接下来看服务端的处理,服务端此时处于调用完accept之后的TCP_LISTEN状态。在服务端要接收这个SYC报文,在经过ip_local_deliver_finish后,会调用ip_protocol_deliver_rcu来进行下一步处理,也就是ip层及之上协议的处理,这个函数中通过inet_protos找到对应的handler,具体怎么注册的这里略过,大概调用顺序如下:
对应变量如下:
static const struct net_protocol tcp_protocol = { .handler = tcp_v4_rcv, .err_handler = tcp_v4_err, .no_policy = 1, .icmp_strict_tag_validation = 1, };
对于tcp的协议,调用handler,即tcp_v4_rcv进行处理,当还没收到SYC报文时,此时sock->sk_state还处于TCP_LISTEN状态,所以进入如下处理:
int tcp_v4_rcv(struct sk_buff *skb) { ... if (sk->sk_state == TCP_LISTEN) { ret = tcp_v4_do_rcv(sk, skb); goto put_and_return; } ... }
tcp_v4_do_rcv继续调用tcp_rcv_state_process,
/* The socket must have it's spinlock held when we get * here, unless it is a TCP_LISTEN socket. * * We have a potential double-lock case here, so even when * doing backlog processing we use the BH locking scheme. * This is because we cannot sleep with the original spinlock * held. */ int tcp_v4_do_rcv(struct sock *sk, struct sk_buff *skb) { struct sock *rsk; if (sk->sk_state == TCP_ESTABLISHED) { /* Fast path */ ... } if (tcp_checksum_complete(skb)) goto csum_err; if (sk->sk_state == TCP_LISTEN) { struct sock *nsk = tcp_v4_cookie_check(sk, skb); if (!nsk) goto discard; if (nsk != sk) { if (tcp_child_process(sk, nsk, skb)) { rsk = nsk; goto reset; } return 0; } } else sock_rps_save_rxhash(sk, skb); if (tcp_rcv_state_process(sk, skb)) { rsk = sk; goto reset; } return 0; ... }
因为CONFIG_SYN_COOKIES未开启,tcp_child_process未走到(通过gdb断点确认),直接执行tcp_rcv_state_process。
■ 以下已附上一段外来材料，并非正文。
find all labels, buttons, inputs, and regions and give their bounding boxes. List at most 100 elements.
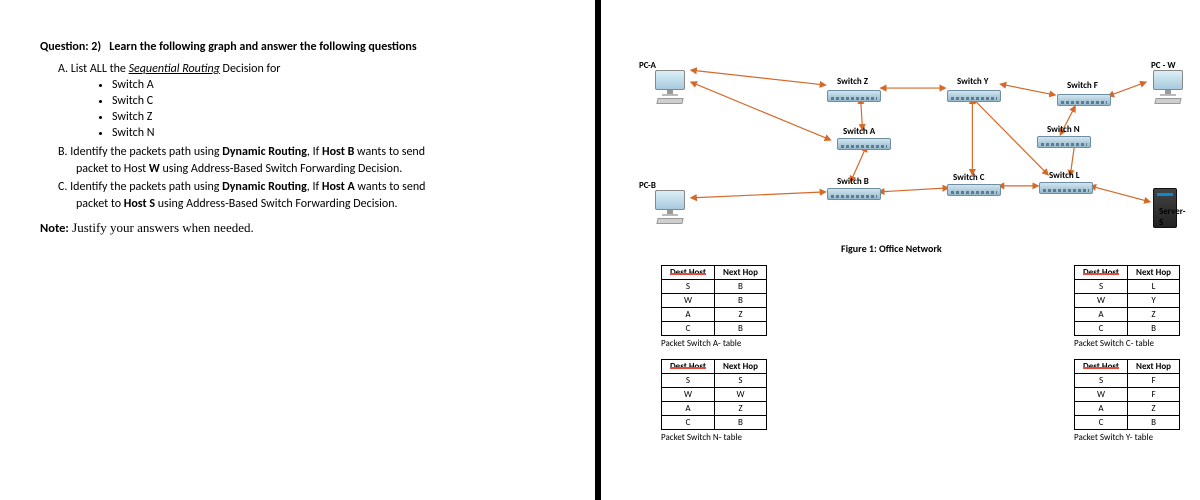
cell: S: [1075, 374, 1128, 388]
b-pre: B. Identify the packets path using: [58, 145, 222, 159]
pc-b-icon: [651, 190, 689, 228]
q-rest: Learn the following graph and answer the…: [109, 40, 416, 54]
c2-pre: packet to: [76, 197, 124, 211]
right-tables-col: Dest HostNext Hop SL WY AZ CB Packet Swi…: [1074, 265, 1180, 443]
c-mid: , If: [307, 180, 322, 194]
cell: A: [662, 402, 715, 416]
cell: C: [1075, 322, 1128, 336]
part-b-line2: packet to Host W using Address-Based Swi…: [76, 161, 555, 178]
cap-a: Packet Switch A- table: [661, 338, 767, 349]
cell: W: [662, 294, 715, 308]
pc-w-icon: [1149, 70, 1187, 108]
c2-post: using Address-Based Switch Forwarding De…: [155, 197, 398, 211]
th-dest: Dest Host: [670, 267, 706, 278]
cell: S: [1075, 280, 1128, 294]
table-y: Dest HostNext Hop SF WF AZ CB: [1074, 359, 1180, 430]
switch-l-icon: [1039, 182, 1093, 194]
q-prefix: Question: 2): [40, 40, 101, 54]
table-a: Dest HostNext Hop SB WB AZ CB: [661, 265, 767, 336]
note-rest: Justify your answers when needed.: [69, 220, 254, 235]
cell: Z: [1128, 308, 1180, 322]
cell: B: [1128, 416, 1180, 430]
switch-y-icon: [947, 90, 1001, 102]
cell: A: [1075, 308, 1128, 322]
cell: Z: [714, 308, 766, 322]
question-title: Question: 2) Learn the following graph a…: [40, 40, 555, 54]
label-sb: Switch B: [837, 176, 869, 187]
b2-pre: packet to Host: [76, 162, 149, 176]
switch-z-icon: [827, 90, 881, 102]
switch-c-icon: [947, 184, 1001, 196]
table-c: Dest HostNext Hop SL WY AZ CB: [1074, 265, 1180, 336]
b2-post: using Address-Based Switch Forwarding De…: [160, 162, 403, 176]
network-diagram: PC-A PC - W PC-B Server- S Switch Z Swit…: [611, 10, 1190, 250]
cell: L: [1128, 280, 1180, 294]
c-after: wants to send: [355, 180, 426, 194]
part-a: A. List ALL the Sequential Routing Decis…: [58, 62, 555, 76]
b-mid: , If: [307, 145, 322, 159]
table-c-wrap: Dest HostNext Hop SL WY AZ CB Packet Swi…: [1074, 265, 1180, 349]
label-sa: Switch A: [843, 126, 875, 137]
note-bold: Note:: [40, 221, 69, 236]
switch-n-icon: [1037, 136, 1091, 148]
b-b1: Dynamic Routing: [222, 145, 307, 159]
cell: B: [1128, 322, 1180, 336]
c-b2: Host A: [322, 180, 355, 194]
cap-y: Packet Switch Y- table: [1074, 432, 1180, 443]
th-dest: Dest Host: [670, 361, 706, 372]
cell: C: [662, 416, 715, 430]
th-hop: Next Hop: [714, 266, 766, 280]
cell: Z: [1128, 402, 1180, 416]
label-sl: Switch L: [1049, 170, 1080, 181]
cap-n: Packet Switch N- table: [661, 432, 767, 443]
th-hop: Next Hop: [1128, 360, 1180, 374]
cell: B: [714, 322, 766, 336]
bullet-sw-n: Switch N: [112, 126, 555, 140]
bullet-sw-z: Switch Z: [112, 110, 555, 124]
question-pane: Question: 2) Learn the following graph a…: [0, 0, 595, 500]
label-sn: Switch N: [1047, 124, 1080, 135]
cell: F: [1128, 374, 1180, 388]
th-hop: Next Hop: [714, 360, 766, 374]
part-b-line1: B. Identify the packets path using Dynam…: [58, 144, 555, 161]
cell: Z: [714, 402, 766, 416]
b-after: wants to send: [354, 145, 425, 159]
label-sf: Switch F: [1067, 80, 1098, 91]
cap-c: Packet Switch C- table: [1074, 338, 1180, 349]
cell: C: [662, 322, 715, 336]
cell: W: [662, 388, 715, 402]
bullet-sw-a: Switch A: [112, 78, 555, 92]
cell: W: [1075, 294, 1128, 308]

顾名思义,tcp_rcv_state_process是用来处理接收一个网络包后引起状态变化的。
int tcp_rcv_state_process(struct sock *sk, struct sk_buff *skb) { struct tcp_sock *tp = tcp_sk(sk); struct inet_connection_sock *icsk = inet_csk(sk); const struct tcphdr *th = tcp_hdr(skb); struct request_sock *req; int queued = 0; bool acceptable; switch (sk->sk_state) { ...... case TCP_LISTEN: ...... if (th->syn) {//接收到SYC报文 acceptable = icsk->icsk_af_ops->conn_request(sk, skb) >= 0; if (!acceptable) return 1; consume_skb(skb); return 0; } ...... }
目前服务端是处于 TCP_LISTEN 状态的,而且发过来的包是 SYN,因而就有了上面的代码,调用 icsk->icsk_af_ops->conn_request 函数。这个函数是在tcp对应的proto的init函数中赋值的。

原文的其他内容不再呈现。